Have you got a throbbing pain lurking just behind your eyes? Do you feel like a sharp knife has been driven through the back of your head? If you do, then you’ve got a headache.
Most people tend to reach directly for a painkiller – ibuprofen and paracetamol are the most common – but they just deal with the symptoms without addressing the underlying cause of the pain.Read Story
Many headaches are the result of muscular tension carried in the neck, shoulders and upper back. Dominique is going to share some exercises that ease this tension and the resulting headache.
First, take a few moments to breathe and centre yourself. Notice the muscular tension you are carrying, particularly in the shoulders and neck. Use your stomach muscles to lift your ribs and elongate your spine. Notice how this simple action takes the pressure off your middle and lower back. Now relax your jaw and face.
Inhale, retracting your skull slightly and exhale to bring your chin forward to your collarbone. Hold this position for 5 breaths, feeling the length and release at the back of the neck; the warmth and strength in the front. Inhale to return the head to centre.
Next, inhale and protract your skull. Exhale to extend the neck and stretch out the front of the throat. This will also serve to warm and strengthen the back of the neck. Hold this position for 5 breaths. Inhale to return the head to centre.
Inhale, then exhale to bring the left ear down to the left shoulder. Keep the ribs lifting, using the stomach muscles for support, and deliberately press the right shoulder down to the floor. Feeling the length in the right side of the neck and shoulder, hold for 5 breaths. Inhale to release and exhale to repeat to the opposite side. Hold for 5 breaths.
Now let’s release tension from the spine and the musculature of the middle and lower back.
Come down to seated forward bend with your legs straight. If you have problems with your lower back, then keep the knees soft or place a folded blanket or bolster cushion underneath the knees. Hold the pose for 2 to 5 minutes and feel yourself gradually relaxing into the posture as you consciously smooth the breath. Inhale to release, slowly lifting the torso and then shrug the shoulders.
Next to an inverted pose: the downward-facing dog. This will encourage the flow of oxygenated blood to the head, neck and shoulders.
Begin on all fours with the hands below the shoulders and the knees beneath the hips.
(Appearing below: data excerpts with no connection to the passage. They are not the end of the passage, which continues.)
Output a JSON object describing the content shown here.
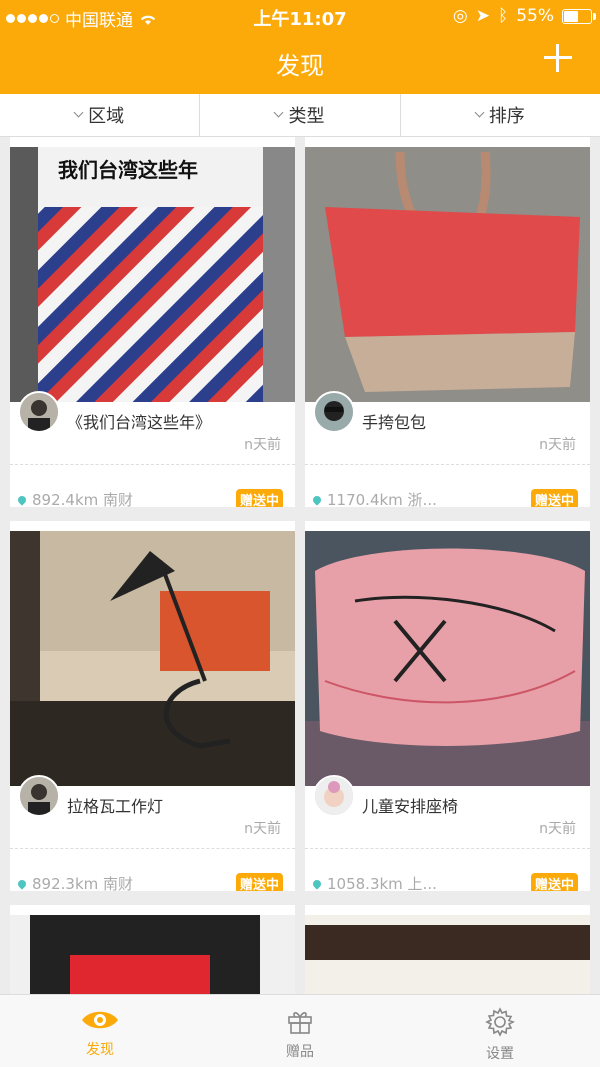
{
  "status": {
    "carrier": "中国联通",
    "time": "上午11:07",
    "battery": "55%",
    "battery_level": 0.55
  },
  "header": {
    "title": "发现",
    "add_icon": "plus-icon"
  },
  "filters": [
    {
      "label": "区域"
    },
    {
      "label": "类型"
    },
    {
      "label": "排序"
    }
  ],
  "items": [
    {
      "title": "《我们台湾这些年》",
      "time": "n天前",
      "location": "892.4km 南财",
      "badge": "赠送中",
      "cover_text": "我们台湾这些年"
    },
    {
      "title": "手挎包包",
      "time": "n天前",
      "location": "1170.4km 浙...",
      "badge": "赠送中"
    },
    {
      "title": "拉格瓦工作灯",
      "time": "n天前",
      "location": "892.3km 南财",
      "badge": "赠送中"
    },
    {
      "title": "儿童安排座椅",
      "time": "n天前",
      "location": "1058.3km 上...",
      "badge": "赠送中"
    }
  ],
  "tabs": [
    {
      "label": "发现",
      "icon": "eye-icon"
    },
    {
      "label": "赠品",
      "icon": "gift-icon"
    },
    {
      "label": "设置",
      "icon": "gear-icon"
    }
  ],
  "colors": {
    "accent": "#fbaa0a",
    "pin": "#4ec5c0"
  }
}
Tuck the toes under and inhale to lift the pelvis up to the ceiling. This forms an inverted V-shape. Keep the hands spread and take the weight evenly on the whole of the hands. If your hamstrings are very tight, you may bend the knees and just focus on relaxing the neck and head.
Hold for up to 1 minute, depending on how strong your shoulders are. To release, inhale to come to all fours and then relax in child’s pose for another minute or so. Keep the breath smooth and feel the space in the back of the body.
To finish, come to half-supported shoulder stand, which will open up the muscles in the neck and shoulders. Use a folded blanket underneath the shoulders to support the natural curve of the neck and walk your legs up the wall until the calf muscles are parallel to the floor and the spine is as straight as possible.
Breathe and relax here for up to 2 minutes, depending on how you are feeling. To release, simply bring your hips and back to the floor and curl your knees to your chest. Now lie in relaxation for as long as possible.
For stubborn headaches, repeat the entire sequence again, holding the postures a little longer if possible.
So don’t let headaches put a dampener on your day. Take some time out to unwind and stretch a little. Drink plenty of water and eat loads of fresh food. And if symptoms persist, don’t hesitate to see your favourite healthcare professional.